Le titre en forme d'état d'alerte, "High violet", était un teaser efficace qui laissait présager le meilleur pour le cinquième album de The National. On l'imaginait sur la même ligne que le précédent "Boxer" (2007), qui sonnait bien, dialoguait avec son époque. Autant l'avouer, on n'arrive pas à dégager une impression claire à l'écoute de ce nouveau disque d'un groupe désormais incontournable dans le paysage de la musique indépendante américaine.

"High violet" montre que The National a trouvé une signature sonore immédiatement reconnaissable.
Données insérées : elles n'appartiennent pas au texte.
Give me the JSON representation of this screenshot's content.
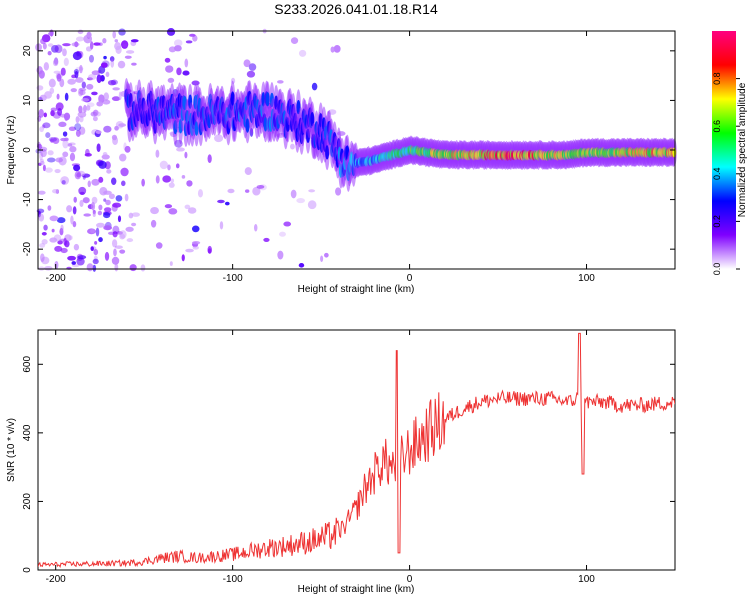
{
  "title": "S233.2026.041.01.18.R14",
  "chart_data": [
    {
      "type": "heatmap",
      "name": "spectrogram",
      "xlabel": "Height of straight line (km)",
      "ylabel": "Frequency (Hz)",
      "xlim": [
        -210,
        150
      ],
      "ylim": [
        -24,
        24
      ],
      "xticks": [
        -200,
        -100,
        0,
        100
      ],
      "yticks": [
        -20,
        -10,
        0,
        10,
        20
      ],
      "colorbar": {
        "label": "Normalized spectral amplitude",
        "range": [
          0.0,
          1.0
        ],
        "ticks": [
          0.0,
          0.2,
          0.4,
          0.6,
          0.8
        ],
        "tick_labels": [
          "0.0",
          "0.2",
          "0.4",
          "0.6",
          "0.8"
        ],
        "colormap": [
          "#ffffff",
          "#7f00ff",
          "#0000ff",
          "#00ffff",
          "#00ff00",
          "#ffff00",
          "#ff0000",
          "#ff0080"
        ]
      },
      "ridge": {
        "description_points_x": [
          -160,
          -120,
          -80,
          -50,
          -35,
          -20,
          0,
          20,
          60,
          90,
          100,
          150
        ],
        "description_points_y": [
          8,
          7,
          8,
          4,
          -3,
          -2,
          0,
          -1,
          -1,
          -1,
          -0.5,
          -0.5
        ],
        "peak_amplitude": [
          0.3,
          0.35,
          0.35,
          0.3,
          0.4,
          0.45,
          0.6,
          0.75,
          0.9,
          0.7,
          0.7,
          0.8
        ]
      }
    },
    {
      "type": "line",
      "name": "snr",
      "xlabel": "Height of straight line (km)",
      "ylabel": "SNR (10 * v/v)",
      "xlim": [
        -210,
        150
      ],
      "ylim": [
        0,
        700
      ],
      "xticks": [
        -200,
        -100,
        0,
        100
      ],
      "yticks": [
        0,
        200,
        400,
        600
      ],
      "color": "#ee3333",
      "series": [
        {
          "name": "SNR",
          "x": [
            -210,
            -180,
            -160,
            -150,
            -140,
            -130,
            -120,
            -110,
            -100,
            -90,
            -80,
            -70,
            -60,
            -50,
            -40,
            -35,
            -30,
            -25,
            -20,
            -15,
            -10,
            -5,
            0,
            10,
            20,
            30,
            40,
            50,
            60,
            70,
            80,
            90,
            95,
            97,
            100,
            110,
            120,
            130,
            140,
            150
          ],
          "values": [
            15,
            18,
            20,
            25,
            35,
            40,
            35,
            40,
            45,
            55,
            65,
            70,
            80,
            90,
            110,
            140,
            180,
            240,
            280,
            320,
            300,
            320,
            350,
            400,
            440,
            470,
            490,
            500,
            500,
            500,
            500,
            490,
            500,
            480,
            490,
            490,
            480,
            480,
            485,
            490
          ],
          "spikes": [
            {
              "x": -7,
              "value": 640
            },
            {
              "x": -6,
              "value": 50
            },
            {
              "x": 96,
              "value": 690
            },
            {
              "x": 98,
              "value": 280
            }
          ]
        }
      ]
    }
  ]
}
C'est une oeuvre d'art contemporain qui a été choisie comme illustration sur la pochette : on pourrait aussi comparer le son du disque à la noirceur élégante et épaisse, qui sait aussi réfléchir la lumière, des tableaux de Pierre Soulages – mais comme pour ces derniers, la répétition peut engendrer de la lassitude.





La recherche d'un climax est la porte de sortie obligée pour "Terrible love", "Little faith", "Sorrow", "Conversation 16" (arrangée par Richard Parry de Arcade Fire)... Pour y arriver, c'est toujours à peu près le même mode opératoire : une batterie toute en roulements comme une mitraillette au ralenti installe une pulsation hypnotique ; les couches de guitares ou de claviers se superposent ("Afraid of everyone" en est la caricature et "Runaway" carrément faible) ; Matt Berninger pioche dans son stock de courtes phrases mi-évocatrices mi-sibyllines, en choisit une qu'il répète ad lib, parfois reprise à l'unisson en fin de chanson.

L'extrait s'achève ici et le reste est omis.